New horizons in cybersecurity: An interview with Gareth Williams, VP, Secure Communications and Information Systems UK at Thales

Fraudulent websites advertising PPE and antiviral equipment. Fake Microsoft Teams and Skype notifications. Scam emails mimicking reputable sources like Johns Hopkins Corona Virus Resource Centre or the World Health Organisation (WHO).

These are just a few examples of the phishing and malware attacks that cyber criminals and hacking groups are employing to capitalise on the disruption caused by the outbreak of coronavirus and the increase in online activity and home-working.

The National Cyber Security Centre, a branch of the intelligence agency GCHQ, reported it took down roughly 2,000 COVID-19 online scams over the month of April, including more than 470 stores selling fake coronavirus-related items, more than 550 malware distribution sites, and 200 phishing sites designed to harvest user data.

Despite increased risks, the methods employed by hackers are not particularly new, says Gareth Williams, VP, Secure Communications and Information Systems UK at Thales, a European leader in cyber security and information assurance with a strong presence in both France and the UK. 

‘The techniques for cyberattacks have not changed and are not more sophisticated than they have been in the past,’ he says. ‘What has changed is people’s behaviour, and the preponderance to click on content related to COVID-19.’

Advice for organisations

According to Williams, secure systems including those for remote working are vital, but organisations still need a degree of flexibility in their operations and communications. ‘The idea of a simple fence around the garden is not what we recommend anymore.’

He says that education of staff and other stakeholders using your IT systems is crucial, including the ability to spot attacks or suspicious behaviour before it has unwanted consequences. He recommends that businesses and organisations carry out regular phishing tests to help staff build their resilience to attacks.

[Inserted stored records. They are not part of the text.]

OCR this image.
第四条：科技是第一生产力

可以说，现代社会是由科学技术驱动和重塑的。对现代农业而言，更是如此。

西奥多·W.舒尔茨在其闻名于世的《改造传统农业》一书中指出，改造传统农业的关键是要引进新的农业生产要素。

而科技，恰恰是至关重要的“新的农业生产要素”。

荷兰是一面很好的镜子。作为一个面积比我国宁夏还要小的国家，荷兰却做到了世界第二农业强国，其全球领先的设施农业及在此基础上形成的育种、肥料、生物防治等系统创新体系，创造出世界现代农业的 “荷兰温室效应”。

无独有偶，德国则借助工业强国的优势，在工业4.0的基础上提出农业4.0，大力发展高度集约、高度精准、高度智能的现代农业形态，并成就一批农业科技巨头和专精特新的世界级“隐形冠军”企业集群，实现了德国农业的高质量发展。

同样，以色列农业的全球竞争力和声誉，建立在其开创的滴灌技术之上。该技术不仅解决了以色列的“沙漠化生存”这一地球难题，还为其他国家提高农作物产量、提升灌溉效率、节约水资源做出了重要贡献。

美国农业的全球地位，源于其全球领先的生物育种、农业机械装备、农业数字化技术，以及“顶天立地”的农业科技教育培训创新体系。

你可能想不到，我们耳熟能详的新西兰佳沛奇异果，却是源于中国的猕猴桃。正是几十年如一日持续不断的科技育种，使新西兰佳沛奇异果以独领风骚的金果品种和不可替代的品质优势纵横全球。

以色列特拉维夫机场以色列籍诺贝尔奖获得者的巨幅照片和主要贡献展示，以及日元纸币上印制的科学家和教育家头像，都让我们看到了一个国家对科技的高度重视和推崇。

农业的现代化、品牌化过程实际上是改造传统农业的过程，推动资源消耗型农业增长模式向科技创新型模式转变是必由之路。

‘The key is not to view the exercise as a punitive activity,’ says Williams. ‘It should be a learning opportunity for everyone, and a process which is implemented with the buy-in of staff.’

He also recommends that business to engage with the National Cyber Security Centre(NCSC), which issues best practice around test phishing attacks. They also offer a range of toolkits for businesses of all sizes to help in their approach to cybersecurity.

New threats

While phishing emails and malware are hallmarks of IT-related cyberattacks, Williams notes new threats in the rapidly growing area of OT, referring to operational technology, computer and technological tools used to control complex systems like energy grids and traffic signalling. 

‘IT professionals have been doing cybersecurity for years. But they are only just waking up to it in OT, and it is truly the next horizon for cyber criminals,’ he says. Thales works with both IT systems and OT infrastructure systems for aerospace and transportation sectors, including rail signalling for the London underground. 

As rapid digital transformation continues in organisations in both the public and private sector, there are concerns that cybersecurity strategies developed for data-centric IT systems are not best-suited for protecting operational technology, and often were lives are at stake.

‘These systems are safety and resilience critical,’ says Williams. ‘Attacks on these systems are not just about ransom wear – protecting these systems means keeping people alive.’

The convergence of systems is also an area of concern for Williams and his team, who work with organisations and public bodies on integrating their IT and OT systems. He also notes another area of risk for companies who have made an acquisition of other companies, and who systems may not be immediately compatible, leaving room for hackers to exploit weaknesses in their security.

As the joining up of IT and OT grows as a business imperative, alongside an increase in cybersecurity breaches, it is clear that the protection of information and systems is a crucial battleground for organisations of all types.